Les participations détenues par l’Etat dans le capital de sociétés mixtes à participation publique minoritaire font partie du portefeuille de l’Etat.

A ce titre, ces participations :

Notamment, le Ministère de l’Economie et des Finances, en sa qualité de gestionnaire du portefeuille de 1’ Etat, assure les missions suivantes :

  1. il évalue l’opportunité économique et financière de la prise de participation minoritaire au capital d’une SM,
  2. il réalise les opérations d’apports en numéraires ou en nature ou d’acquisitions d’actions conformément aux décisions du gouvernement, et en conformité avec les dispositions législatives ou réglementaires régissant les opérations financières de l’Etat,
  3. il assure la conservation des titres qui matérialisent les participations détenues par 1’ Etat,
  4. il tient à jour les informations nécessaires au suivi du fonctionnement et de la rentabilité des SMPmin.
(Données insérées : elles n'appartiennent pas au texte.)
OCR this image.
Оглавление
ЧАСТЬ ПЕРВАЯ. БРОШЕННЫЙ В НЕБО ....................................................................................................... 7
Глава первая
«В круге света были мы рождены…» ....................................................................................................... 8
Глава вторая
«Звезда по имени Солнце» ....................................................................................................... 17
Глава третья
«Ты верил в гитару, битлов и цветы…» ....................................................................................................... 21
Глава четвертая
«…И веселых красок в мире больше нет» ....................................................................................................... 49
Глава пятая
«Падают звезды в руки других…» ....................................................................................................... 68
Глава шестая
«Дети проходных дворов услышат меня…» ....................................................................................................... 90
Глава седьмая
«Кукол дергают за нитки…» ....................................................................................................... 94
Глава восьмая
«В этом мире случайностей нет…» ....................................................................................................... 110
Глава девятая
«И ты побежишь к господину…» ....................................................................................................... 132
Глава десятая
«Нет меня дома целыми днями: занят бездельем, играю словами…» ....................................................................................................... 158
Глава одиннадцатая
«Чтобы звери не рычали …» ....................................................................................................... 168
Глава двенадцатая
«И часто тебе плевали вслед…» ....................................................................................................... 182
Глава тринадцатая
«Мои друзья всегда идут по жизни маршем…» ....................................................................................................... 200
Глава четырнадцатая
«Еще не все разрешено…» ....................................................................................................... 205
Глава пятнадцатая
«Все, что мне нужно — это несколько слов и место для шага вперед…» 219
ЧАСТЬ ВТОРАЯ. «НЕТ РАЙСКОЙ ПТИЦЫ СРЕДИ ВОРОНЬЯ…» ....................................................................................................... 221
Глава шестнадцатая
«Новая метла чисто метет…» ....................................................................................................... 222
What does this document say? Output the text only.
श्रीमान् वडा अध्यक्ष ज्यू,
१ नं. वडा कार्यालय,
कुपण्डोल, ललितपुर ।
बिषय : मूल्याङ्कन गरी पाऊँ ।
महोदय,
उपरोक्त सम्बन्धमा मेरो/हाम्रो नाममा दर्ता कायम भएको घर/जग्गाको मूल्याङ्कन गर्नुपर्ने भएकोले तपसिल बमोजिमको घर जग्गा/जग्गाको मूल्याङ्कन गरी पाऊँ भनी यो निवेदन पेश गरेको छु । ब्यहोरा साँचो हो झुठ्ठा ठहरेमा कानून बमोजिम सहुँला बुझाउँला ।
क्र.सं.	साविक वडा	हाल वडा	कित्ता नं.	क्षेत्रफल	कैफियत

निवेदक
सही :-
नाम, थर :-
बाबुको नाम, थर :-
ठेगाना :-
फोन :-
Les participations détenues par des EP ou des SCP dans le capital de SMPmin sont gérées par le conseil d’administration de ces organismes. Avant de décider une prise de participation, le conseil d’administration doit demander l’accord du ministère de l’économie et des finances.

134. Opérations de fusion, scission et liquidation des SMPPmin

Toute fusion, scission ou liquidation d’une SM à participation publique minoritaire est décidée dans les formes prévues par les statuts de la société.

135. Opérations de privatisation des participations détenues dans les SMPPmin

La cession des actions détenues par l’Etat dans une SM à participation publique minoritaire est décidée par Prakas du Ministre de l’économie et des finances, sur avis du Ministre de tutelle technique.

La cession des actions détenues par un EP ou une SCP dans une SM à participation publique minoritaire doit être autorisée par le Ministre de l’économie et des finances et le Ministre de tutelle technique, sur proposition du conseil d’administration du porteur de parts sociales.

Les mesures prévues ci-dessus ne font pas obstacle à l’application des dispositions législatives et réglementaires régissant la privatisation des entreprises et actifs de l’Etat.